Youth Leadership Retreat
October 18, 2013
I recently read an article about an increase in violence against women. Some of the most dangerous countries for women were identified as Latin. And, although four Latin countries have female Presidents … Chile, Costa Rica, Brazil, and Argentina … their visibility and leadership don’t appear to have improved the situation for women in Latin America. The article noted that, for example, El Salvador is one of the most violent countries for women, and in Colombia the practice of throwing acid in a woman’s face for the purposes of disfiguring her has quadrupled in the last few years. Some claim that part of the problem is that crimes against women are rarely reported. But the reality is that even when they are, few are investigated by police, and even fewer lead to any kind of justice.
That was a long foreword to this post. You may recall my referencing a youth leadership retreat for which the Cathedral Church of St. Paul received a grant (and a subsequent additional donation). Last weekend, twenty youth between the ages of 13 and 17, and nine adults, went to a retreat center in a community outside of Bogota (Cachipay). The youth and leaders came from different cities and towns throughout the Diocese.
The retreat program was filled with discussions, small group exercises, and educational games (the same kind we’re all familiar with from our own retreat experiences). Part of the program was to discuss the characteristics of a leader, mindful of being a person of faith and being a leader both in the church as well as in the community. The youth discussed characteristics of a leader in small groups, shared them with the entire group, and then invited some of the adults to share what they thought their leadership characteristics were.
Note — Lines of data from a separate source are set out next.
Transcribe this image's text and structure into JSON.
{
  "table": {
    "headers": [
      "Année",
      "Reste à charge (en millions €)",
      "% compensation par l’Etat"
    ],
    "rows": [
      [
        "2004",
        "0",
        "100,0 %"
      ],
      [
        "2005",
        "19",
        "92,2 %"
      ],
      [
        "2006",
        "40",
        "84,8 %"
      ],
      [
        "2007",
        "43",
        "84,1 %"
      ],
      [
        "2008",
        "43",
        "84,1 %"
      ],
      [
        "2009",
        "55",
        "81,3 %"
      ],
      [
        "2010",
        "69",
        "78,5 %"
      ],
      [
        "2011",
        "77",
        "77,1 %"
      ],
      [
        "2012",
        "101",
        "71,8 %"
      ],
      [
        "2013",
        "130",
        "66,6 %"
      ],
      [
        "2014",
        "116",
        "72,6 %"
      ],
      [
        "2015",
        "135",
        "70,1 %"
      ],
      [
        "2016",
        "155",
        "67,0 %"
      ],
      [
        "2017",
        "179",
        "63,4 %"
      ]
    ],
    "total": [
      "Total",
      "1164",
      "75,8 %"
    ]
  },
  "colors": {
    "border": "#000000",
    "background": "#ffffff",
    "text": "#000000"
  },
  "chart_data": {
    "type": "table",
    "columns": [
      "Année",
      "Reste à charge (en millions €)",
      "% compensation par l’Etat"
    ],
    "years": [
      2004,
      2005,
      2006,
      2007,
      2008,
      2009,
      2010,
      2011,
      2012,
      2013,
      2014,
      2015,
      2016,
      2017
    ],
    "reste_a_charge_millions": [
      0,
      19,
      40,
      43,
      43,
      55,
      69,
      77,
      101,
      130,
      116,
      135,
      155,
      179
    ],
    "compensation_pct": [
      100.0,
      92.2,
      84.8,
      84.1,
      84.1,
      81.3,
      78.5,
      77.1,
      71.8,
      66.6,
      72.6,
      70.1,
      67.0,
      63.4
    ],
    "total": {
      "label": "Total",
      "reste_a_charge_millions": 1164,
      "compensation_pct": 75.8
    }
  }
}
Later in the day, the youth broke into two groups. Their task was to develop a skit that demonstrated characteristics of leadership.
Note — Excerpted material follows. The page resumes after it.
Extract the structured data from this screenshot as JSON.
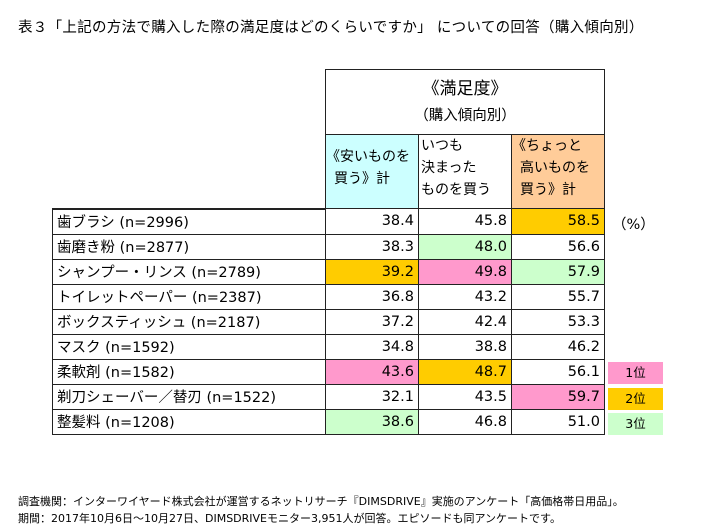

Much to my surprise, one of the groups chose women’s issues as their theme. In the opening of the skit, a young man was completely inappropriate with a female colleague. Then, another aggressively solicited a woman working as a vendor on the street. The leadership characteristics were demonstrated by yet another young man who challenged his friends, and got into a fight with one of them, regarding the behavior toward the women.
As I watched, I was reminded of a time in the classroom when young men no longer snickered when the words gay, lesbian, or homosexual were used by a classmate. I was reminded of an occasion when young men in a class presentation on the technology of birth control, and welcomed the way in which it empowered women and changed the social dynamics of dating. I was reminded of when President Obama won the primary in 2008, and noted that the political discussions on campus had little to do with the candidate’s race. I used to comment to my friends how it gave me hope for the future to see how much had changed, and was changing, among young adults (while still appreciating that I was on a private college campus).
The reality is that many young men grew up with professional parents and watched their mothers and aunts encounter a glass ceiling at work. They learned about sexism and its implications at a young age, through first-hand experience. Many of today’s young adults grew up in integrated schools and classrooms, developing close friendships across what were once racial divides. They have seen the ugly face of racism through the eyes of their friends. They couldn’t and still can’t understand it, given their friends are just like them … wanting the same things out of life. They grew up with gay and lesbian friends, aunts, uncles, parents, or parents of classmates, never quite understanding why their friends and relatives were treated differently and didn’t have the same legal rights as everyone else.
In my darker hours, when I was convinced nothing would ever change, I would think about the students I’ve had in classes, and in them I would note that not only have things changed, but they continue to change. I saw in those young adults a very different and changing world. Last weekend on retreat, I had the same experience. As I thought about the violence against women in Latin America, and then watched the skit performed by that group of teenagers, specifically identifying the challenge to sexist and inappropriate behavior toward women as a characteristic of leadership, again, I saw hope. Hope for the women of Latin America … hope for the church … hope for the world … hope for a better tomorrow for us all.